Posted in Literature, Writing

The Meat of a Sentence, The Taste of Writing Styles

Context: This brief article covers my opinion on the need for unique writing styles and how too many writers today lack that unique and memorable voice.


I have noticed that today when it comes to fiction and movie scripts most people when writing for the masses write nearly the exact same way: as simply as possible. Sentences in fiction have become shorter and easier to read. Eleven year olds are able to easily comprehend a book for adults. The way that books and movies are now being written is to make it as easy to read as possible for the sake of massive public consumption.

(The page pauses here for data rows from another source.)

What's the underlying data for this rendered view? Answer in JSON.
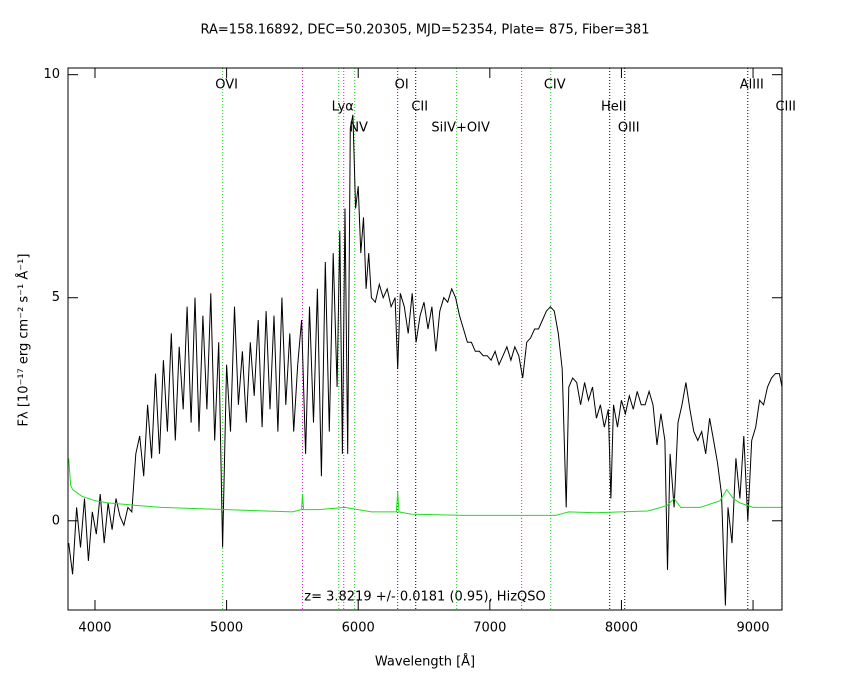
{
  "chart_data": {
    "type": "line",
    "title": "RA=158.16892, DEC=50.20305, MJD=52354, Plate=  875, Fiber=381",
    "xlabel": "Wavelength [Å]",
    "ylabel": "Fλ [10⁻¹⁷ erg cm⁻² s⁻¹ Å⁻¹]",
    "annotation": "z= 3.8219 +/- 0.0181 (0.95), HizQSO",
    "xlim": [
      3795,
      9220
    ],
    "ylim": [
      -2,
      10.15
    ],
    "xticks": [
      4000,
      5000,
      6000,
      7000,
      8000,
      9000
    ],
    "yticks": [
      0,
      5,
      10
    ],
    "series": [
      {
        "color": "#000000",
        "x": [
          3800,
          3830,
          3860,
          3890,
          3920,
          3950,
          3980,
          4010,
          4040,
          4070,
          4100,
          4130,
          4160,
          4190,
          4220,
          4250,
          4280,
          4310,
          4340,
          4370,
          4400,
          4430,
          4460,
          4490,
          4520,
          4550,
          4580,
          4610,
          4640,
          4670,
          4700,
          4730,
          4760,
          4790,
          4820,
          4850,
          4880,
          4910,
          4940,
          4970,
          5000,
          5030,
          5060,
          5090,
          5120,
          5150,
          5180,
          5210,
          5240,
          5270,
          5300,
          5330,
          5360,
          5390,
          5420,
          5450,
          5480,
          5510,
          5540,
          5570,
          5600,
          5630,
          5660,
          5690,
          5720,
          5750,
          5780,
          5810,
          5840,
          5860,
          5880,
          5900,
          5920,
          5940,
          5960,
          5980,
          6000,
          6020,
          6040,
          6060,
          6080,
          6100,
          6130,
          6160,
          6190,
          6220,
          6250,
          6280,
          6300,
          6320,
          6350,
          6380,
          6410,
          6440,
          6470,
          6500,
          6530,
          6560,
          6590,
          6620,
          6650,
          6680,
          6710,
          6740,
          6770,
          6800,
          6830,
          6860,
          6890,
          6920,
          6950,
          6980,
          7010,
          7040,
          7070,
          7100,
          7130,
          7160,
          7190,
          7220,
          7250,
          7280,
          7310,
          7340,
          7370,
          7400,
          7430,
          7460,
          7490,
          7520,
          7550,
          7580,
          7600,
          7630,
          7660,
          7690,
          7720,
          7750,
          7780,
          7810,
          7840,
          7870,
          7900,
          7920,
          7940,
          7970,
          8000,
          8030,
          8060,
          8090,
          8120,
          8150,
          8180,
          8210,
          8240,
          8270,
          8300,
          8330,
          8350,
          8370,
          8400,
          8430,
          8460,
          8490,
          8520,
          8550,
          8580,
          8610,
          8640,
          8670,
          8700,
          8730,
          8760,
          8790,
          8810,
          8840,
          8870,
          8900,
          8930,
          8960,
          8990,
          9020,
          9050,
          9080,
          9110,
          9140,
          9170,
          9200,
          9220
        ],
        "values": [
          -0.5,
          -1.2,
          0.3,
          -0.6,
          0.5,
          -0.9,
          0.2,
          -0.3,
          0.6,
          -0.5,
          0.4,
          -0.2,
          0.5,
          0.1,
          -0.1,
          0.3,
          0.2,
          1.5,
          1.9,
          1.0,
          2.6,
          1.4,
          3.3,
          1.5,
          3.6,
          2.0,
          4.2,
          1.8,
          3.9,
          2.5,
          4.8,
          2.2,
          5.0,
          2.0,
          4.6,
          2.5,
          5.1,
          1.8,
          4.0,
          -0.6,
          3.5,
          2.0,
          4.8,
          2.6,
          3.8,
          2.2,
          4.0,
          2.8,
          4.5,
          2.1,
          4.7,
          2.5,
          4.6,
          2.0,
          5.0,
          2.6,
          4.2,
          2.0,
          3.5,
          4.5,
          1.5,
          4.8,
          2.2,
          5.2,
          1.0,
          5.8,
          2.0,
          6.0,
          3.0,
          6.5,
          1.5,
          7.0,
          1.5,
          8.8,
          9.1,
          7.0,
          7.5,
          6.0,
          6.8,
          5.2,
          6.0,
          5.0,
          4.9,
          5.3,
          5.0,
          5.2,
          4.8,
          5.0,
          3.4,
          5.1,
          4.8,
          4.2,
          5.1,
          4.0,
          4.6,
          4.9,
          4.3,
          4.8,
          3.8,
          4.7,
          5.0,
          4.9,
          5.2,
          5.0,
          4.6,
          4.3,
          4.0,
          4.0,
          3.8,
          3.8,
          3.7,
          3.7,
          3.6,
          3.8,
          3.5,
          3.7,
          3.9,
          3.6,
          3.9,
          3.7,
          3.2,
          4.0,
          4.1,
          4.3,
          4.3,
          4.5,
          4.7,
          4.8,
          4.7,
          4.2,
          3.4,
          0.3,
          3.0,
          3.2,
          3.1,
          2.6,
          3.1,
          2.7,
          3.0,
          2.3,
          2.6,
          2.1,
          2.5,
          0.5,
          2.6,
          2.1,
          2.7,
          2.4,
          2.8,
          2.5,
          2.9,
          2.6,
          2.6,
          2.9,
          2.6,
          1.7,
          2.4,
          1.8,
          -1.1,
          1.5,
          0.3,
          2.2,
          2.6,
          3.1,
          2.5,
          2.0,
          1.8,
          2.0,
          1.5,
          2.3,
          1.8,
          1.3,
          0.6,
          -1.9,
          0.3,
          -0.5,
          1.4,
          0.5,
          1.9,
          0.0,
          1.8,
          2.1,
          2.7,
          2.6,
          3.0,
          3.2,
          3.3,
          3.3,
          3.0
        ]
      },
      {
        "color": "#22dd22",
        "x": [
          3800,
          3815,
          3830,
          3900,
          4000,
          4100,
          4300,
          4500,
          4800,
          5000,
          5300,
          5500,
          5570,
          5577,
          5585,
          5700,
          5900,
          6100,
          6290,
          6300,
          6310,
          6400,
          6800,
          7200,
          7500,
          7600,
          7800,
          8000,
          8200,
          8300,
          8350,
          8400,
          8450,
          8600,
          8750,
          8800,
          8850,
          8900,
          9000,
          9100,
          9220
        ],
        "values": [
          1.4,
          0.8,
          0.7,
          0.55,
          0.45,
          0.4,
          0.35,
          0.3,
          0.27,
          0.25,
          0.22,
          0.2,
          0.25,
          0.6,
          0.25,
          0.25,
          0.3,
          0.2,
          0.2,
          0.65,
          0.2,
          0.15,
          0.12,
          0.12,
          0.12,
          0.2,
          0.18,
          0.2,
          0.22,
          0.3,
          0.35,
          0.5,
          0.3,
          0.3,
          0.45,
          0.7,
          0.5,
          0.4,
          0.3,
          0.3,
          0.3
        ]
      }
    ],
    "lines": [
      {
        "label": "OVI",
        "x": 4970,
        "color": "#22cc22"
      },
      {
        "x": 5577,
        "color": "#cc22cc"
      },
      {
        "label": "Lyα",
        "x": 5852,
        "color": "#22cc22"
      },
      {
        "x": 5890,
        "color": "#cc22cc"
      },
      {
        "label": "NV",
        "x": 5973,
        "color": "#22cc22"
      },
      {
        "label": "OI",
        "x": 6300,
        "color": "#660066"
      },
      {
        "label": "CII",
        "x": 6437,
        "color": "#000000"
      },
      {
        "label": "SiIV+OIV",
        "x": 6748,
        "color": "#22cc22"
      },
      {
        "x": 7242,
        "color": "#cc22cc"
      },
      {
        "label": "CIV",
        "x": 7463,
        "color": "#22cc22"
      },
      {
        "label": "HeII",
        "x": 7911,
        "color": "#000000"
      },
      {
        "label": "OIII",
        "x": 8025,
        "color": "#000000"
      },
      {
        "label": "AlIII",
        "x": 8960,
        "color": "#000000"
      },
      {
        "label": "CIII",
        "x": 9218,
        "color": "#22cc22"
      }
    ]
  }
}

I, as both a writer and a reader of various books with an interest in film, abhor this trend involving the dumbing down of writing style and language for younger readers and viewers all for the sake of public spectacle. You can tell this because I didn’t simply write: I don’t agree.

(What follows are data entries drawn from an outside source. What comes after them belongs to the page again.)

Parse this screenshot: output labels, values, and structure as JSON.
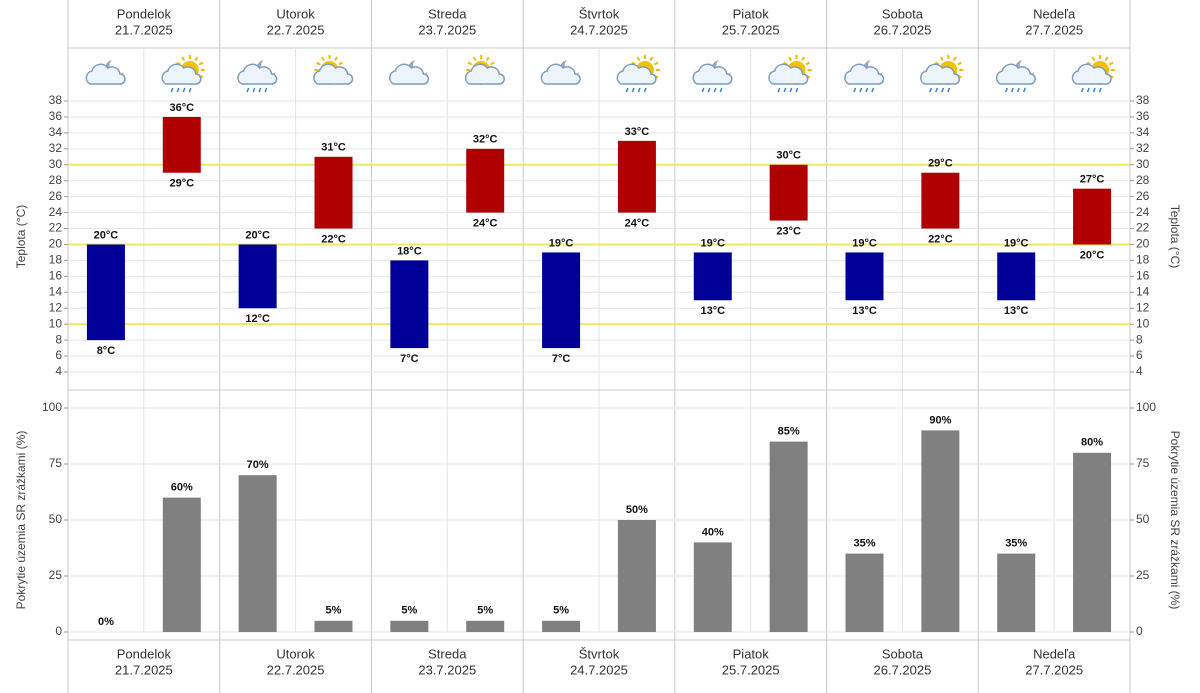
{
  "days": [
    {
      "name": "Pondelok",
      "date": "21.7.2025"
    },
    {
      "name": "Utorok",
      "date": "22.7.2025"
    },
    {
      "name": "Streda",
      "date": "23.7.2025"
    },
    {
      "name": "Štvrtok",
      "date": "24.7.2025"
    },
    {
      "name": "Piatok",
      "date": "25.7.2025"
    },
    {
      "name": "Sobota",
      "date": "26.7.2025"
    },
    {
      "name": "Nedeľa",
      "date": "27.7.2025"
    }
  ],
  "chart_data": [
    {
      "type": "range_bar",
      "y_label": "Teplota (°C)",
      "ylim": [
        4,
        38
      ],
      "yticks": [
        4,
        6,
        8,
        10,
        12,
        14,
        16,
        18,
        20,
        22,
        24,
        26,
        28,
        30,
        32,
        34,
        36,
        38
      ],
      "grid": true,
      "highlight_lines": [
        10,
        20,
        30
      ],
      "highlight_color": "#f0e860",
      "series": [
        {
          "color": "#000099",
          "low": [
            8,
            12,
            7,
            7,
            13,
            13,
            13
          ],
          "high": [
            20,
            20,
            18,
            19,
            19,
            19,
            19
          ],
          "low_labels": [
            "8°C",
            "12°C",
            "7°C",
            "7°C",
            "13°C",
            "13°C",
            "13°C"
          ],
          "high_labels": [
            "20°C",
            "20°C",
            "18°C",
            "19°C",
            "19°C",
            "19°C",
            "19°C"
          ]
        },
        {
          "color": "#b00000",
          "low": [
            29,
            22,
            24,
            24,
            23,
            22,
            20
          ],
          "high": [
            36,
            31,
            32,
            33,
            30,
            29,
            27
          ],
          "low_labels": [
            "29°C",
            "22°C",
            "24°C",
            "24°C",
            "23°C",
            "22°C",
            "20°C"
          ],
          "high_labels": [
            "36°C",
            "31°C",
            "32°C",
            "33°C",
            "30°C",
            "29°C",
            "27°C"
          ]
        }
      ]
    },
    {
      "type": "bar",
      "y_label": "Pokrytie územia SR zrážkami (%)",
      "ylim": [
        0,
        100
      ],
      "yticks": [
        0,
        25,
        50,
        75,
        100
      ],
      "grid": true,
      "series": [
        {
          "color": "#808080",
          "values": [
            0,
            70,
            5,
            5,
            40,
            35,
            35
          ],
          "value_labels": [
            "0%",
            "70%",
            "5%",
            "5%",
            "40%",
            "35%",
            "35%"
          ]
        },
        {
          "color": "#808080",
          "values": [
            60,
            5,
            5,
            50,
            85,
            90,
            80
          ],
          "value_labels": [
            "60%",
            "5%",
            "5%",
            "50%",
            "85%",
            "90%",
            "80%"
          ]
        }
      ]
    }
  ]
}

I like it when writers let their own unique writing style and personality shine through. I enjoy the quirks and signature moves that show up in a writer’s work.

In film, a lot of film buffs can spot when a film is using Hitchcockian Lighting, since there is a heavy use of shadows in a shot, evoking Film Noir (a film genre that is also easily identified by its use of light, or lack thereof, in a scene). These signature styles should be available in how books are written too.

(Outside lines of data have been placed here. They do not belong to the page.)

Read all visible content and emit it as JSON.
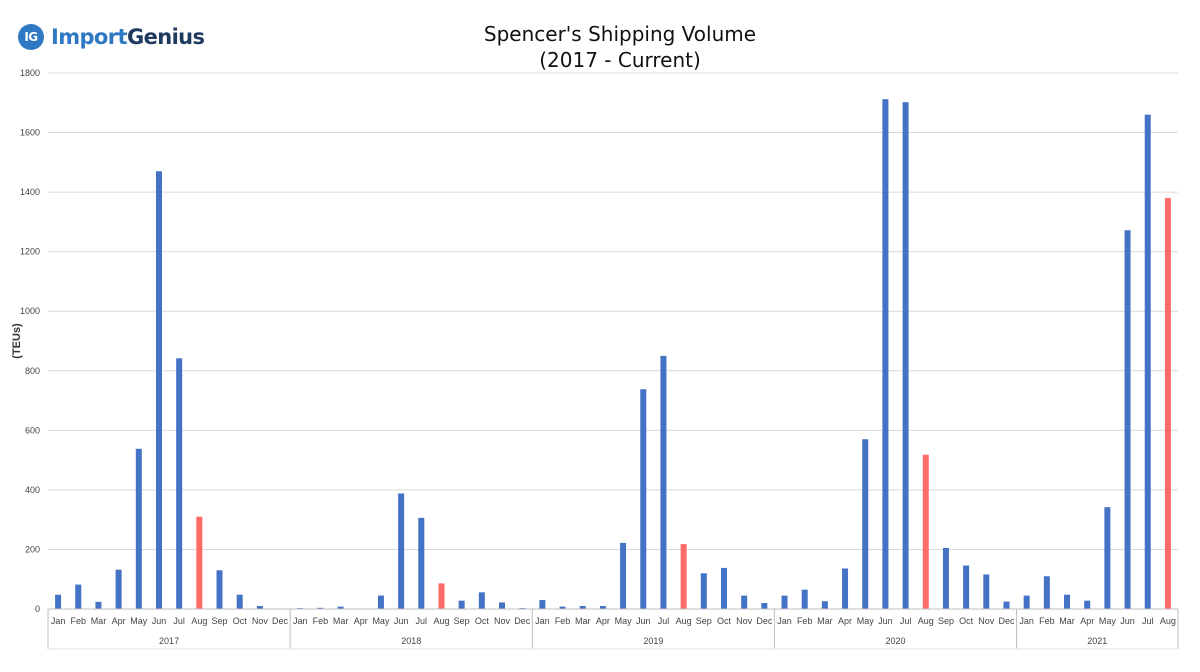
{
  "logo": {
    "badge": "IG",
    "word_a": "Import",
    "word_b": "Genius"
  },
  "chart_data": {
    "type": "bar",
    "title_line1": "Spencer's Shipping Volume",
    "title_line2": "(2017 - Current)",
    "ylabel": "(TEUs)",
    "xlabel": "",
    "ylim": [
      0,
      1800
    ],
    "yticks": [
      0,
      200,
      400,
      600,
      800,
      1000,
      1200,
      1400,
      1600,
      1800
    ],
    "grid": true,
    "colors": {
      "default": "#4472c4",
      "highlight": "#ff6b66"
    },
    "highlight_month": "Aug",
    "groups": [
      {
        "year": "2017",
        "months": [
          "Jan",
          "Feb",
          "Mar",
          "Apr",
          "May",
          "Jun",
          "Jul",
          "Aug",
          "Sep",
          "Oct",
          "Nov",
          "Dec"
        ],
        "values": [
          48,
          82,
          24,
          132,
          538,
          1470,
          842,
          310,
          130,
          48,
          10,
          0
        ]
      },
      {
        "year": "2018",
        "months": [
          "Jan",
          "Feb",
          "Mar",
          "Apr",
          "May",
          "Jun",
          "Jul",
          "Aug",
          "Sep",
          "Oct",
          "Nov",
          "Dec"
        ],
        "values": [
          3,
          4,
          8,
          0,
          45,
          388,
          306,
          86,
          28,
          56,
          22,
          3
        ]
      },
      {
        "year": "2019",
        "months": [
          "Jan",
          "Feb",
          "Mar",
          "Apr",
          "May",
          "Jun",
          "Jul",
          "Aug",
          "Sep",
          "Oct",
          "Nov",
          "Dec"
        ],
        "values": [
          30,
          8,
          10,
          10,
          222,
          738,
          850,
          218,
          120,
          138,
          45,
          20
        ]
      },
      {
        "year": "2020",
        "months": [
          "Jan",
          "Feb",
          "Mar",
          "Apr",
          "May",
          "Jun",
          "Jul",
          "Aug",
          "Sep",
          "Oct",
          "Nov",
          "Dec"
        ],
        "values": [
          45,
          65,
          26,
          136,
          570,
          1712,
          1702,
          518,
          205,
          146,
          116,
          25
        ]
      },
      {
        "year": "2021",
        "months": [
          "Jan",
          "Feb",
          "Mar",
          "Apr",
          "May",
          "Jun",
          "Jul",
          "Aug"
        ],
        "values": [
          45,
          110,
          48,
          28,
          342,
          1272,
          1660,
          1380
        ]
      }
    ]
  }
}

We remember Mark Twain for his colorful characters and use of southern dialects when writing dialogue. Fans of detective novels and pulp fiction can tell when someone is trying to sound Chandleresque, a reference to the sentence structures writer Raymond Chandler was fond of using in his hard boiled detective novels, particularly those featuring his most famous character Philip Marlowe. A writer like Vladimir Nabokov is celebrated for writing such splendid sentences that can be cleverly unwound like a puzzle, while sounding lyrical at the same time. F. Scott Fitzgerald’s writing has a pulse no other writer can mimic, the Beat Generation also has a style and pattern to its writing that separates it from other works of literature.

Yet today a writer’s personal style has been ignored in favor of easy to read books that can be flipped through on the beach or on the subway, books have turned in to a blockbuster industry, particularly books for children and young adults, and have turned away from the thought provoking nature of past literature so that younger readers can read these books at ease without any spot of trouble.

Perhaps I am alone in this, but I feel like we are missing something in books today. The old masters of language have been replaced by poorly written bestsellers. Dialogue in film has turned from the skillful style of David Mamet and in to explosions, screaming, and short, choppy sentences that can be easily translated in to other languages so other countries abroad won’t have to read too many subtitles.

I believe we become better readers when we challenge ourselves by reading fiction that does not simply tell a story at face value, but uses the prose as an art form, juggling entertainment with wit, intellect, allegories, political resonances, and style at the same time. When you write, write with style, because the flavorful taste of one lyrical sentence on the tongue is more satisfying than that of a speedy, sloppily made fast food meal-like book.